The second Roaming Intermediary shall send the modified HTTP message to the pSEPP as in step 3.

Step 8.

The pSEPP receives the message and shall perform the following actions:

The pSEPP extracts the serialized values from the components of the JWE object.
The pSEPP invokes the JWE AEAD algorithm to check the integrity of the message and decrypt the dataToIntegrityProtectAndCipher block. This results in entries in the encrypted block becoming visible in cleartext.
The pSEPP updates the clearTextEncapsulationMessage block in the message by replacing the references to the dataToIntegrityProtectAndCipher block with the referenced decrypted values from the dataToIntegrityProtectAndCipher block.
The pSEPP then verifies Roaming Intermediary updates of the attributes in the modificationsArray. It checks whether the modifications performed by the Roaming Intermediaries were permitted by policy.
The pSEPP further verifies that the PLMN-ID contained in the message is equal to the "Remote PLMN-ID" in the related N32-f context.
The pSEPP updates the modified values of the attributes in the clearTextEncapsulationMessage in order.

The pSEPP shall re-assemble the full HTTP Request from the contents of the clearTextEncapsulationMessage.

Step 9.

The pSEPP shall send the HTTP request resulting from step 8 to the home network's NF.

Step 10.-18.

These steps are analogous to steps 1.-9.

13.2.4.9 JOSE profile p. 192

SEPPs shall follow the JWE profile defined in TS 33.210 with the restriction that it shall only use AES GCM with a 128-bit or 256-bit key.

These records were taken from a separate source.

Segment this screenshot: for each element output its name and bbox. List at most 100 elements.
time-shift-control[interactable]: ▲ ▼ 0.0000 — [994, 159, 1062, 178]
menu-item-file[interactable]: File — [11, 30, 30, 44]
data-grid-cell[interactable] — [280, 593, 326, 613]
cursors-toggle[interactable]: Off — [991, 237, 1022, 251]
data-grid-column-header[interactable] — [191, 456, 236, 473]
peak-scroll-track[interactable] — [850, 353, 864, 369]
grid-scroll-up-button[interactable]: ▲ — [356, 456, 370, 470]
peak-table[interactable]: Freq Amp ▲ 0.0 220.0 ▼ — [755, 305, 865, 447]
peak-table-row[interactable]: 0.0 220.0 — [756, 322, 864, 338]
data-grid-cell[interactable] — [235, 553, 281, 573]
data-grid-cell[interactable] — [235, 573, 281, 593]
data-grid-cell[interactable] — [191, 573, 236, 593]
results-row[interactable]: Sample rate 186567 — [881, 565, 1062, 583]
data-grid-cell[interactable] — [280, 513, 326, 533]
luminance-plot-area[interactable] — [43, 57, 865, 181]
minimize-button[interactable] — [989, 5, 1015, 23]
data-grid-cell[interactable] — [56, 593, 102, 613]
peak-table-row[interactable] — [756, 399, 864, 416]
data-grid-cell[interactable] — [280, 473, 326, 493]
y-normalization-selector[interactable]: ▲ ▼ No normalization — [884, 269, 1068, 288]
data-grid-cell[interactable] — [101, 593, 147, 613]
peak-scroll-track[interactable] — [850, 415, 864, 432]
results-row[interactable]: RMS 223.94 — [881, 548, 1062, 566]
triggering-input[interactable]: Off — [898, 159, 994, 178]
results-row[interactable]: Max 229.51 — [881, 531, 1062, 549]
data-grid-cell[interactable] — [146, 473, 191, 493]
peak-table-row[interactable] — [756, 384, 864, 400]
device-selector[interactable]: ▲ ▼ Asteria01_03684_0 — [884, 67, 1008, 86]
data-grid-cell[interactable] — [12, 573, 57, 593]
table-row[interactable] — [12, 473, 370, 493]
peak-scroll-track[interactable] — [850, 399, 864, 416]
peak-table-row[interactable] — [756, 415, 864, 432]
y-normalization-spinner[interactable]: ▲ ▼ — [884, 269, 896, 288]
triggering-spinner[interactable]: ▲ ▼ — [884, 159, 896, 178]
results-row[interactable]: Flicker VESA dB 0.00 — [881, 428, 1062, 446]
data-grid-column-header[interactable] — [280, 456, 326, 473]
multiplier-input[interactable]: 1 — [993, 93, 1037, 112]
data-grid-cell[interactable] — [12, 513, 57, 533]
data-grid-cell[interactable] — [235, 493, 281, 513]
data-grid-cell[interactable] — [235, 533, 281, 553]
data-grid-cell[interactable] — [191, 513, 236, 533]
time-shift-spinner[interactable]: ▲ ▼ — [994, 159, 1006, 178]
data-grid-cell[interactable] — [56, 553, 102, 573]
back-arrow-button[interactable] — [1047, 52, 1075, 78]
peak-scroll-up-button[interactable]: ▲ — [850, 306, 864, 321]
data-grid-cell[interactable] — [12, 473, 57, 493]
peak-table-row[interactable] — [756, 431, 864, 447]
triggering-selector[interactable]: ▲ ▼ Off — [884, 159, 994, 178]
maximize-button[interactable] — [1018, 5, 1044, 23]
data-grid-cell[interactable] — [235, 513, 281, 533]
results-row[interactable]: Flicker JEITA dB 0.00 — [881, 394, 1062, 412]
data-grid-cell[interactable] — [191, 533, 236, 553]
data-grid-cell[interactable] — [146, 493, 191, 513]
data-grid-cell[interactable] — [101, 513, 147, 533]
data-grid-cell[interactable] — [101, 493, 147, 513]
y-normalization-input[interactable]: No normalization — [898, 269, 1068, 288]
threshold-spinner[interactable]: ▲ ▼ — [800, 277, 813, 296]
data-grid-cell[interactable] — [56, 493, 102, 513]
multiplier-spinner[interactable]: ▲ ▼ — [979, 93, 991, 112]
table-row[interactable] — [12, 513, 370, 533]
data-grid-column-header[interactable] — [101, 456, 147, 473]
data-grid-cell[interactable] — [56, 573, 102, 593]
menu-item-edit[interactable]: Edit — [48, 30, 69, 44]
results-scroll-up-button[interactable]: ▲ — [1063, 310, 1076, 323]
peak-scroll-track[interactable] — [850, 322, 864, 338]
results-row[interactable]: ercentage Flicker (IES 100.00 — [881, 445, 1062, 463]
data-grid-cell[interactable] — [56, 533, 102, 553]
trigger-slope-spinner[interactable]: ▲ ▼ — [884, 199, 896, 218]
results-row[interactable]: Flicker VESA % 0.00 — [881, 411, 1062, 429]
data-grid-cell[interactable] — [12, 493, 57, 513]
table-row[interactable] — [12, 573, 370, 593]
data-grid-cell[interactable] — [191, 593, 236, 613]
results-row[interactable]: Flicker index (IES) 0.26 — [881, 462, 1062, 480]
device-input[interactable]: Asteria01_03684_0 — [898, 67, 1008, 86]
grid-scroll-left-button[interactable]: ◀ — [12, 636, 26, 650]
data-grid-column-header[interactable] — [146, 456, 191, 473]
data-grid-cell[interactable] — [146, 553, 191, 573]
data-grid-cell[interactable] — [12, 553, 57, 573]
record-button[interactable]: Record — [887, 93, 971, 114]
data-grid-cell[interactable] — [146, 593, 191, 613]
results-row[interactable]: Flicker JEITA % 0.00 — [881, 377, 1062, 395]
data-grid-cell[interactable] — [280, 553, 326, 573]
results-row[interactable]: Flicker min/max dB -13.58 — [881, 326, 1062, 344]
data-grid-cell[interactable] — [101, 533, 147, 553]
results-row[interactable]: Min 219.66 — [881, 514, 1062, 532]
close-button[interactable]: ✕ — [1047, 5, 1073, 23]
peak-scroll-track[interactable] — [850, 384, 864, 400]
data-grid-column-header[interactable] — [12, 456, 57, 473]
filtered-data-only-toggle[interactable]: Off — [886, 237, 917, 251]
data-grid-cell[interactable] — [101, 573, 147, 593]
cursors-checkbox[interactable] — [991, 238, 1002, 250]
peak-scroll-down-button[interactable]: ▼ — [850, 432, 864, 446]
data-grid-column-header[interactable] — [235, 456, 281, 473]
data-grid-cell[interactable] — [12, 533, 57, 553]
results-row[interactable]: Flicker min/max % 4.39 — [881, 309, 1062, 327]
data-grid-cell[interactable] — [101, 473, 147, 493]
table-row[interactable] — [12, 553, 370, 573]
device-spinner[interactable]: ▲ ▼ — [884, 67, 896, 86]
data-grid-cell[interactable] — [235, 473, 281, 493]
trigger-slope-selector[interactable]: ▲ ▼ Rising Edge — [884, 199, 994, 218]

The security considerations for the use of AES GCM in Section 8.4 of RFC 7518 shall be taken into account. In particular, the same key shall not be used more than 2³² times and an IV value shall not be used more than once with the same key.

SEPPs and Roaming Intermediaries shall follow the JWS profile as defined in TS 33.210 with the restriction that they shall only use ES256 algorithm.